Auto-famine: qui contrôle votre peine de prison?

Le crépuscule est tombé sur l'île grecque avec un doux bruit de grincement: la brise salée et mentholée de la mer soupirait sur le sable et la pierre et les sanctuaires brisés. Dans les ruelles du village devenues bleues avec le jour mourant, la brise recueillait les odeurs de la cuisine: poisson frit, origan frais, pain blanc moelleux, boulettes de viande aigre-douce servies dans une sauce aux olives, dix mille pâtisseries collantes en forme de livres et nids d'oiseaux - et, partout, le doux attar d'huile d'olive.

Pour la millième fois ce jour-là, ma main a couru vers ma poche, traçant les contours des cacahuètes et des raisins secs que je gardais là dans un petit sac en papier, remplacé tous les quelques jours quand je les avais mangés, mais sans jamais varier. Eux et des bols de riz sporadiques étaient tout ce que j'ai mangé cet été-là.

Je vivais le rêve: écrire un livre pour un grand éditeur sur les déesses en qui je croyais. Pourtant, j'étais obsédé par la nourriture: je passais devant certains des plats les plus délicieux du monde tout en mangeant le moins possible.

J'ai passé la plupart de ma vingtaine à ne pas admettre que j'étais anorexique.
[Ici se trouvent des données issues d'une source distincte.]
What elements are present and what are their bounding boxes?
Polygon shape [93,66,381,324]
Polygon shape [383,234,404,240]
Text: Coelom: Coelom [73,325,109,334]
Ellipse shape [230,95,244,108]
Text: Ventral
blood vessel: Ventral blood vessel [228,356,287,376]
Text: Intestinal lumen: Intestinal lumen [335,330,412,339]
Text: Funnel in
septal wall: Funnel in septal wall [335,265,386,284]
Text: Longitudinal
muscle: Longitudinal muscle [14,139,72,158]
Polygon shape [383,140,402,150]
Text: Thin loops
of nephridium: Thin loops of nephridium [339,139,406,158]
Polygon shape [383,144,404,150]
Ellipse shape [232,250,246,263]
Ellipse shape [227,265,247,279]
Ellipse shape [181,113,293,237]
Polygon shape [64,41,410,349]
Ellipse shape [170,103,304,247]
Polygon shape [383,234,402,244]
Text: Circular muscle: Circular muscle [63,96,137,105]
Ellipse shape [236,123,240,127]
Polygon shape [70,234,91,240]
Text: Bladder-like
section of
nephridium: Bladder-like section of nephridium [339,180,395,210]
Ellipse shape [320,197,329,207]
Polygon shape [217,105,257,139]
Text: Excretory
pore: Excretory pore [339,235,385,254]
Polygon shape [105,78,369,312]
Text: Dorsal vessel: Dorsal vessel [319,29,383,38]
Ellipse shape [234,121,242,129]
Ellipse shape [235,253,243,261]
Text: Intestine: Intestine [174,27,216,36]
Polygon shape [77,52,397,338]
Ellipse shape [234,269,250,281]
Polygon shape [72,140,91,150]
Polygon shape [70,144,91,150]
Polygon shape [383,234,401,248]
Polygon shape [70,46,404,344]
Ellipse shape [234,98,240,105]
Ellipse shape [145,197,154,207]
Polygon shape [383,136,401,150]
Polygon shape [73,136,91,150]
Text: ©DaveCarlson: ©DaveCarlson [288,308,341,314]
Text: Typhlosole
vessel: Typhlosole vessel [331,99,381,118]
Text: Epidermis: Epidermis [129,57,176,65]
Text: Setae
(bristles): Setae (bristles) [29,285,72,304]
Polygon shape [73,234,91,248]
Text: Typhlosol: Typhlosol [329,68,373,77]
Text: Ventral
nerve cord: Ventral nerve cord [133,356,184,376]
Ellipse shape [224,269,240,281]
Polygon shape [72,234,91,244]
La punchline: je l'étais. Voyant aujourd'hui des jeunes squelettiques dont je soupçonne qu'ils se sont fait cela, je me rappelle et je sais: c'est l'un des salaires d'une faible estime de soi: nous nous emprisonnons. Qu'est-ce que la famine, sinon une peine de prison prononcée par le soi sur soi-même?

Quand j'avais faim, pendant mes jours de cacahuètes et de raisins secs, je ne me disais jamais anorexique mais plutôt «grosse», «dégoûtante» et «incontrôlable». En d'autres termes, méritent valablement la détention, l'isolement, les restrictions sévères, la punition et la douleur. Je croyais, comme le font la plupart des auto-punisseurs, qu'on ne pouvait pas me faire confiance dans ce grand monde dangereux pour vivre simplement; si je ne pouvais pas le faire, je me conduirais mal, deviendrais encore plus grossier, me ridiculiserais, mettre en colère les autres, mourir ou échouer.

La force mortelle de l'auto-illusion est stupéfiante. Que ne pouvons-nous pas nous faire faire? Des choses que nous n'exigerions jamais d'autrui, de peur d'être arrêtées, nous les demandons allègrement.

Dans nos propres prisons, nous devenons de parfaits prisonniers: dociles, dociles, convenablement opprimés, nos châtiments parfaitement adaptés pour infliger des souffrances primordiales parce que nos geôliers (qui sont nous) nous connaissent trop bien. Pour la même raison, nous réalisons que nous ne pouvons pas déjouer ou échapper à nos geôliers parce qu’ils sont en nous, sur nous. Ils sont nous, endormis, éveillés, sachant exactement comment nous pensons et blessons.

Dans une variété de syndrome de Stockholm, nous les auto-emprisonnés commençons parfois à voir nos restrictions comme la liberté -économie nous du danger du hasard et du choix, blindage nous de notre peur de foutre en l'air - de notre terreur apocalyptique qui nous brise les tripes, nous brûle le cerveau. Nous commençons à voir nos prisons auto-construites comme des actes de compassion, construits pour notre bien.

Croyant cela, nous perdons toute motivation à nous libérer. Les cellules de prison que nous avons constituées de notre corps se sentent en sécurité. C'est l'un des moments les plus périlleux du chemin de la haine de soi. Flâner dans ces glorieuses îles balayées par le soleil, cueillir des arachides et des raisins secs de ma poche - hé, au moins ce n'étaient pas des cigarettes - je ne me sentais pas comme un misérable prisonnier enchaîné mais comme un champion, un vainqueur qui avait fièrement maîtrisé toutes les tentations. Dans ces temples d'Athéna et de Diane, je me croyais presque leur égale, sauvage et courageuse.

C'était la force de mon illusion. Et si je pouvais traverser le temps pour me libérer, me servir d'humbles bols de soupe aux pois cassés et de moussaka et de café grec sucré, aussi simple que cela puisse paraître maintenant, mais impossible que cela puisse paraître à vingt ans, je le ferais.

Je voudrais.

Cet article est une gracieuseté de Spiritualité et Santé.